La atracción de la culpabilidad

Descripción breve:

La atracción de la culpabilidad

Por lo común, las personas no solemos reconocer la culpa como un sentimiento que maneje nuestras vidas. Podemos hablar del miedo, de la ira o de la tristeza, pero la culpa se mantiene lejos de nuestra conciencia y, en apariencia, lejos de nuestras relaciones y de nuestra idea acerca de nosotros mismos. Algunos, ante la idea de sentir culpa, responden sin dudar no sentirla o no haber hecho nada malo a nadie. No solemos vivir con ella en nuestra conciencia. Nos cuesta reconocerla, y sin embargo, sus síntomas son claramente identificables a poco que uno preste algo de atención. La idea de este artículo es plantear cómo puede reconocerse ese sentimiento por sus síntomas, cómo es nuestra relación con la culpa y si hay alguna alternativa.

Vamos a partir de la premisa de que todo lo que nos sucede es un reflejo de lo que pensamos sobre nosotros mismos. Nuestra mente manifiesta las creencias más profundas que albergamos a través de nuestras relaciones y de las situaciones que vivimos cada día. Este espejo, la respuesta que damos a cada situación y cómo la interpretamos, es un fiel reflejo de la idea que tenemos acerca de nosotros mismos. Y esta idea puede ser fiel a la verdad acerca de nosotros, lo que hará que nos sintamos felices, o no serlo y manifestarse esta diferencia con sufrimiento o insatisfacción.
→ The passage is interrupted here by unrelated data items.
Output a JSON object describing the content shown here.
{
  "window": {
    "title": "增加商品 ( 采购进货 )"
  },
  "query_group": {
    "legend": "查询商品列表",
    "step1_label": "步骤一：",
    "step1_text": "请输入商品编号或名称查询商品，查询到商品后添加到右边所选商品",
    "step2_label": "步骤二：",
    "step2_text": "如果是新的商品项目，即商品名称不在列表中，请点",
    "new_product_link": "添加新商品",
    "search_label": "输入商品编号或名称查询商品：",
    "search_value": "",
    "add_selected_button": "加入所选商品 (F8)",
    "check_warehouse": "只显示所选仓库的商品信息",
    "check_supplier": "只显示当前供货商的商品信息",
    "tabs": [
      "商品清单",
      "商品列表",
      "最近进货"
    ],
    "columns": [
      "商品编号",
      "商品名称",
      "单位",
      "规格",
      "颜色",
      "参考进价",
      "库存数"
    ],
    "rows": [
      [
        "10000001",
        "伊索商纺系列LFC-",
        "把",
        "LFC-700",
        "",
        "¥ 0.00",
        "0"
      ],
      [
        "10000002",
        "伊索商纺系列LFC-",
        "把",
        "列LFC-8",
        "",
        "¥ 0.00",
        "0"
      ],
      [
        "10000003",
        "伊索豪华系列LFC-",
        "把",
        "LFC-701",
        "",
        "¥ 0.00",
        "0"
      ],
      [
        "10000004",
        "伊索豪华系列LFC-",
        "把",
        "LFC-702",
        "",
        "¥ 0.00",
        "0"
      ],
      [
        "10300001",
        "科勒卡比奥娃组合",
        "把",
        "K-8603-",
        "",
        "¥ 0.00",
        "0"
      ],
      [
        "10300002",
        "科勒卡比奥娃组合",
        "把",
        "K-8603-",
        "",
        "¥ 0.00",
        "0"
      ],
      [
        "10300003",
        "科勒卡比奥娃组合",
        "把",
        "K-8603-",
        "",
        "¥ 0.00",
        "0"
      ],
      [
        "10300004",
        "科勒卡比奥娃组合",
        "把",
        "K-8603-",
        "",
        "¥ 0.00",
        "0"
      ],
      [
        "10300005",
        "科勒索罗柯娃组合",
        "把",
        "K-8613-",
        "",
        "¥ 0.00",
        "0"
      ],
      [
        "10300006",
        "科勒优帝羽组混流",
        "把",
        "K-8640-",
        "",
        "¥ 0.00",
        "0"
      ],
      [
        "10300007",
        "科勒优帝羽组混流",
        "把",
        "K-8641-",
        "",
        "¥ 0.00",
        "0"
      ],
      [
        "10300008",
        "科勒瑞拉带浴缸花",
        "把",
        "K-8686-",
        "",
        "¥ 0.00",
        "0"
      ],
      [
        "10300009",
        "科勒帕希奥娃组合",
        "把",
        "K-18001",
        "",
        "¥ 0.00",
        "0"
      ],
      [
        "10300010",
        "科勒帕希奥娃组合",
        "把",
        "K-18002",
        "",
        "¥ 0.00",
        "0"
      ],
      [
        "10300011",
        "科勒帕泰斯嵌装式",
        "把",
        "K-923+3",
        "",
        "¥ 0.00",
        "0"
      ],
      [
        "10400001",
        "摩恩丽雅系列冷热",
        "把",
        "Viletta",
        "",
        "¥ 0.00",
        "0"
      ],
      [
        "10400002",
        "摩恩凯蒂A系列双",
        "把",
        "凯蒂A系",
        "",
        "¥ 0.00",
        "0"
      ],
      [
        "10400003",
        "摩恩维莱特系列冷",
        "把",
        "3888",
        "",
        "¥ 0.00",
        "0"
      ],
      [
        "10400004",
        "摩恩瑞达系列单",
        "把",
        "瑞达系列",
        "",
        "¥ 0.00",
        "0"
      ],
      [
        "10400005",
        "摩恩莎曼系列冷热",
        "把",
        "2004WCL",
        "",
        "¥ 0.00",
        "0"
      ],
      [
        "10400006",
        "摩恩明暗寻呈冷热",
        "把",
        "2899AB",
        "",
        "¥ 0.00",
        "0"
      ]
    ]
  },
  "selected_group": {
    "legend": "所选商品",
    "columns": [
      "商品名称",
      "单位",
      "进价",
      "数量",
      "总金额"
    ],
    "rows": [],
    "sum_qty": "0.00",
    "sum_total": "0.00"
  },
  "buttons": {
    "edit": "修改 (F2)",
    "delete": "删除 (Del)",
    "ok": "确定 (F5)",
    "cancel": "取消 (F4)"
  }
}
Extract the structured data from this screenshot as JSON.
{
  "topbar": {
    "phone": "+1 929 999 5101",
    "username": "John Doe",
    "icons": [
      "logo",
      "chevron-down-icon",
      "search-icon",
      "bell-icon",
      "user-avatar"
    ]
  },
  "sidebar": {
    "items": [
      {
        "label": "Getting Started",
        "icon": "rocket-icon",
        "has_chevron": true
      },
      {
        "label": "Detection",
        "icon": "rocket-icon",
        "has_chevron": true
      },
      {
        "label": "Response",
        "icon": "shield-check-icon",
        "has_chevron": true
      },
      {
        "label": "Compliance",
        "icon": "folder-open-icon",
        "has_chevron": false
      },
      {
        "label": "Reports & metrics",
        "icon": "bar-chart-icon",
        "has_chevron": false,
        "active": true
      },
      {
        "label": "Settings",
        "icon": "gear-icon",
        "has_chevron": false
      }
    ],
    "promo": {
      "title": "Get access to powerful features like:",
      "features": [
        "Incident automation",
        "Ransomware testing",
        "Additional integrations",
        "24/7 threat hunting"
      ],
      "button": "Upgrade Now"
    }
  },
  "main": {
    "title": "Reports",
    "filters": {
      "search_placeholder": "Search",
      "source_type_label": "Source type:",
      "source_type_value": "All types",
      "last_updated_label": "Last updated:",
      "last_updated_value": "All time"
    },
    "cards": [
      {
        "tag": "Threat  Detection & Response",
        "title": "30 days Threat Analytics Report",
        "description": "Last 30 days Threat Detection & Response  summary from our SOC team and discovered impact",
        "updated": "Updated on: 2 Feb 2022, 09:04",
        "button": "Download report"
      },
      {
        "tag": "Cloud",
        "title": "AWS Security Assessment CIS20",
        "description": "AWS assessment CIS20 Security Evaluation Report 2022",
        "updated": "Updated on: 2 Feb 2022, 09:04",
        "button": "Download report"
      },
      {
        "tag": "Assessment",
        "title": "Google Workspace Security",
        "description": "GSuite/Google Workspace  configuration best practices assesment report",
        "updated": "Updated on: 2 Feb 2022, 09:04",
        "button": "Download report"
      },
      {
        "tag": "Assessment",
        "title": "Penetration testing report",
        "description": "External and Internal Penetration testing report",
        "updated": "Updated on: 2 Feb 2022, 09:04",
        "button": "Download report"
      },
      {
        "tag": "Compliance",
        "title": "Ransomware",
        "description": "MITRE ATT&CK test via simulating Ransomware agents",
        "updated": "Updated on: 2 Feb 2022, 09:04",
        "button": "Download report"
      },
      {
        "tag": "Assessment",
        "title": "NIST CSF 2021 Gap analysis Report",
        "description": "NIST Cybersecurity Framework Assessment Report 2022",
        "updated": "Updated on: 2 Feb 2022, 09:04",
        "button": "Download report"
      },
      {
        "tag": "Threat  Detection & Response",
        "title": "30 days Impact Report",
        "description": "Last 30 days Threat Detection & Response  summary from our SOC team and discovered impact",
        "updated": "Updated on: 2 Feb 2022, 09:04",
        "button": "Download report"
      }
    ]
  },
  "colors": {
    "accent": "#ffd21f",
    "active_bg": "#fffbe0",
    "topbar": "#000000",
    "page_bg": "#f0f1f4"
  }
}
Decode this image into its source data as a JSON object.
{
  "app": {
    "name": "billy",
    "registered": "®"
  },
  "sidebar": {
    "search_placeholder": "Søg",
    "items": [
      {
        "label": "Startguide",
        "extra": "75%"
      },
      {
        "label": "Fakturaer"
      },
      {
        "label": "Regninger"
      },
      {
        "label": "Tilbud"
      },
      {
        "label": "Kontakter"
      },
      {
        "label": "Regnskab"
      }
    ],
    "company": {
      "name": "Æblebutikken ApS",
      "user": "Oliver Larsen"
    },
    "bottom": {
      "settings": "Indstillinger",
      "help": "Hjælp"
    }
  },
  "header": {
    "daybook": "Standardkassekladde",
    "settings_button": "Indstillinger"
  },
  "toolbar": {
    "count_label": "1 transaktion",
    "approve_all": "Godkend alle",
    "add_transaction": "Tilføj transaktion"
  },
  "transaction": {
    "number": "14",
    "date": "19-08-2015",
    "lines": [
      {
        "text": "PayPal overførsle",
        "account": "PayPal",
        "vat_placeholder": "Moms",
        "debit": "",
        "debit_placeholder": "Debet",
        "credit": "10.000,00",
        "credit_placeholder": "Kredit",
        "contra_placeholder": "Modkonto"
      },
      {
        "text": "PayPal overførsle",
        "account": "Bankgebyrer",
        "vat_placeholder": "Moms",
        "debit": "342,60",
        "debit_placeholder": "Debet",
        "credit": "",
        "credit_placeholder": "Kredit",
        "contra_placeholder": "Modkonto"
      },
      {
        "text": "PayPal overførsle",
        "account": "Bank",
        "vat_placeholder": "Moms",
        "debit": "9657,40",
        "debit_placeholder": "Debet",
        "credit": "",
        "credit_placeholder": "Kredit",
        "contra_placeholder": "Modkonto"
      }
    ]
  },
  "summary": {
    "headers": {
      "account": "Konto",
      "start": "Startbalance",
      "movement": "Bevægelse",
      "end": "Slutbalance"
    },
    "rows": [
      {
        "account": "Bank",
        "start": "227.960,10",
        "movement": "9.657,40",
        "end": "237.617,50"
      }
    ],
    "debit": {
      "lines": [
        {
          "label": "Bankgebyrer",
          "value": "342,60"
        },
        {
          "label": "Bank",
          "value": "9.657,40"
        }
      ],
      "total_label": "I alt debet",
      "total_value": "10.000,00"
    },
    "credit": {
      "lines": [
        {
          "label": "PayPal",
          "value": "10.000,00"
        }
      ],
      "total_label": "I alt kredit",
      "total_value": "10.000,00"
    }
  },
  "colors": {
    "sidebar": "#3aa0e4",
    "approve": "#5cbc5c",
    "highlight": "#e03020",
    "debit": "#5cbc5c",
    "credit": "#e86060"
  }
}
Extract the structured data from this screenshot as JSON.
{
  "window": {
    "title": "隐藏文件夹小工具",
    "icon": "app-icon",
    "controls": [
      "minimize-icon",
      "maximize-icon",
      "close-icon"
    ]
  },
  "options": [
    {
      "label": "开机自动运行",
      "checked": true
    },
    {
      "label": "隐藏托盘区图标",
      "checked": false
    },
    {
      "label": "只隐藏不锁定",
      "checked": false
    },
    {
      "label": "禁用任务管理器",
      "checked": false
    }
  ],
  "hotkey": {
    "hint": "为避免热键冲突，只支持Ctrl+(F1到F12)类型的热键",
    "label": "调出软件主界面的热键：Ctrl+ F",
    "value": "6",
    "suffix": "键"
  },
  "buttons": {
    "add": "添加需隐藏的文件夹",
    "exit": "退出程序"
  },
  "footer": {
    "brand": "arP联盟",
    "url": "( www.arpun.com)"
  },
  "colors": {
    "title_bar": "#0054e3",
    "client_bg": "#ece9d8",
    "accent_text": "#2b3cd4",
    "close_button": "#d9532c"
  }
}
La culpa podría verse como un mecanismo mental que funciona para evitar que nos salgamos de ciertos comportamientos aprendidos, para que nos mantengamos haciendo aquello que nuestros educadores, padres, figuras de referencia, estatus social, cultura o religión, esperan de nosotros, y no lo que se salga de los márgenes marcados por estas estructuras.

 

Por ejemplo, si en la familia se nos ha enseñado que no debemos expresar la ira porque “es malo”, porque papá o mamá se enfadan o se sienten mal por ello, habremos aprendido a reprimir la expresión de dicha emoción y viviremos el sacar nuestro enfado como algo negativo, algo que nos hace ser culpables y que no deberíamos hacer. En este caso, cada vez que la ira asome su cara, sentiremos una necesidad de ocultarla, camuflarla detrás de máscaras de complacencia e hipocresía, y de modificar nuestro comportamiento instintivo, o de lo contrario nos sentiremos culpables por expresar algo tan “aborrecible”, “indigno” o “malo”. Según la premisa de partida, estas capas de condicionamientos se vivirían con sufrimiento o insatisfacción, por ocultar una capa algo más auténtica que sería manifestar lo que sentimos.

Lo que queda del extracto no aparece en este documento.